Today I got out the india ink and a big brush and just went to town on a spread in my journal. Big black strokes with rough feathery edges. After that it seemed like it needed circles so I started drawing tiny circles all around the brush strokes. Quick and easy. Unthinking. The result was sort of an ugly mess of splotches and octopus suckers. Not really worth keeping or being proud of. I was about to paint over it, but I thought, I bet there is beauty in there somewhere. I just need to look closer. So I scanned that ugly drawing in at a high resolution and I started playing with different croppings... seeing something there that I missed when I was just glancing at it from a distance. The result is below. Eight different sections of the drawing that I felt made beautiful little compositions in themselves.

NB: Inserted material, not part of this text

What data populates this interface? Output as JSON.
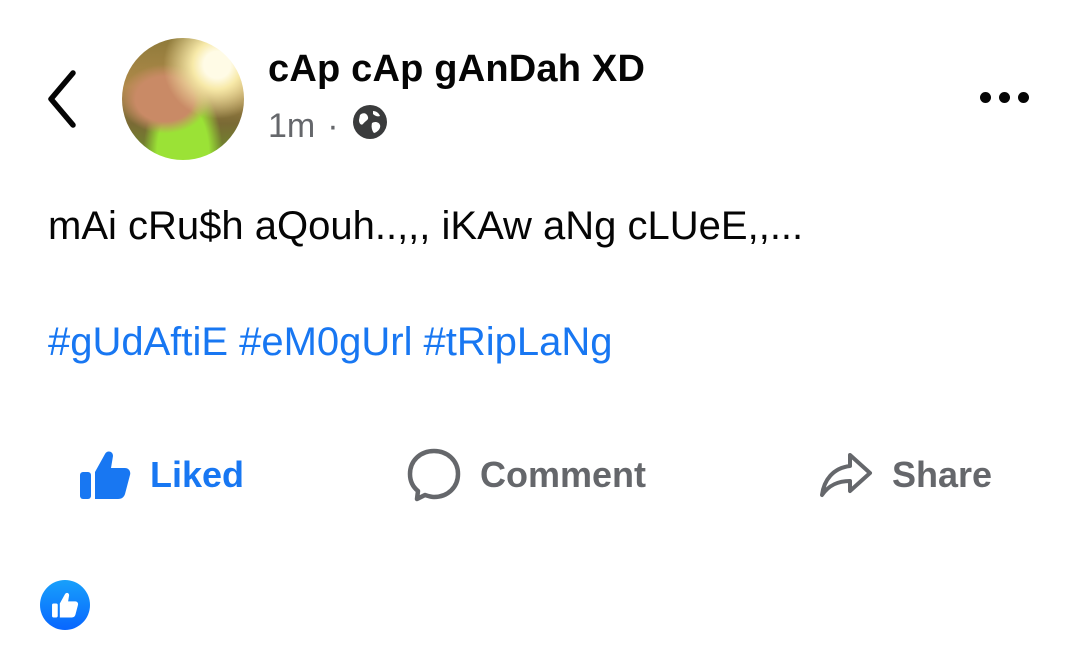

And I thought of the parallel this had to my life right now. There's a lot of ugliness and negativity that seems to be lingering over me and mine at the moment. Dreams being squashed and hopes being dimmed... I can't really see the silver lining or the good parts from this angle. It just looks messy and hard...
But looking deeper, I see some goodness hidden in there. Some heartfelt conversations. Some realization of what the good life means and what it doesn't. Faith that some unknown doors will open. Some embraces that tell you what someone's heart is saying. Some overlooked blessings coming to the light. Some small understandings.
It's all there, just hidden slightly in the mess. We just have to look a little closer.